Neil DeGrasse Tyson Cozies Up to the U.S. Military Machine
It was announced Wednesday that Neil deGrasse Tyson, beloved ambassador of science and head of the Hayden Planetarium in New York, will be joining the Pentagon’s “Innovation Board” along with Amazon CEO and multibillionaire Jeff Bezos. The two join a 15-person board that includes Aspen Institute chief executive Walter Isaacson, former Google CEO Eric Schmidt and other “private sector leaders.” The board’s purpose is somewhat vague, described by Defense Secretary Carter as a partnership “between the public and private sectors“ to promote “innovation” at the Defense Department.
The addition of deGrass Tyson is notable due to his status as a public science educator and his vocal criticisms of war. In a 2014 interview with Parade magazine titled "Neil deGrasse Tyson: Why You Will Never Find Scientists Leading Armies Into Battle," deGrasse Tyson mused on the inherent antiwar nature of scientists:
"...when you have a cosmic perspective, when you know how large the universe is and how small we are within it—what Earth looks like from space, how tiny it is in a cosmic void—it’s impossible for you to say, ‘I so don’t like how you think that I’m going to kill you for it.’ You will never find scientists leading armies into battle. You just won’t. Especially not astrophysicists—we see the biggest picture there is."
While deGrasse Tyson certainly is not leading anyone to war, he’s consulting with those who are.
There’s an added layer of irony that the heir to the legacy of Carl Sagan, whose popular educational television series "Cosmos" deGrasse Tyson rebooted in 2014, is further warming up to the same military system Sagan was arrested for protesting against in 1986 and had frequent public battles with it throughout his career.
AlterNet’s attempts to get comment from deGrasse Tyson were not immediately returned. It is unclear if the position is paid.

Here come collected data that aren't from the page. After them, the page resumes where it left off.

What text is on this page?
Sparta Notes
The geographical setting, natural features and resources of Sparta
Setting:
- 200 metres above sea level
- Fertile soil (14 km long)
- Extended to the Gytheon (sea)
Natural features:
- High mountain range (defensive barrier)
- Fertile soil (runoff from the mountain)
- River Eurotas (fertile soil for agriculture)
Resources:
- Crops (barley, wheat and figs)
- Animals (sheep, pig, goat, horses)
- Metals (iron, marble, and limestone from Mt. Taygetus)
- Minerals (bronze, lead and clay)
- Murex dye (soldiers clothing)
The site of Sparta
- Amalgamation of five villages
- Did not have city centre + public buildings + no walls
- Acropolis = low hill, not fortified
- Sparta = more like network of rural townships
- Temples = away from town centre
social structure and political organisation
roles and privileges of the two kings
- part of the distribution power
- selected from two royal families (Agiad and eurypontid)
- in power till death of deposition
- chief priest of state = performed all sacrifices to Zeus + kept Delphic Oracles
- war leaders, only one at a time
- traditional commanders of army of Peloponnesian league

The host of "Cosmos" has been criticized before for his blind spot on the militarization of science. In dueling open letters in 2014, science writer John Horgan and UC Santa Barbara professor Patrick McCray asked deGrasse Tyson to clarify his apparent indifference. He did so in a brief followup exchange with Horgan that climaxed with this bit of circular handwaving:
No scientist working for the government has a job outside of tax-based sources of support—paid by citizens in the service of national policy implemented by a Congress and a President. I can scream at lawmakers without limit, but their duty is to serve their constituents. And so it’s the electorate that I, as a scientist and educator, will always target for my messages.
Seems deGrasse Tyson is now bypassing the electorate and targeting a private consortium of billionaires, ex-spooks and military brass. The militarization of science is a serious issue and deGrasse Tyson’s position on it deserves far more clarity, doubly so now that he's gone from indifferent to the problem to actively partaking in it.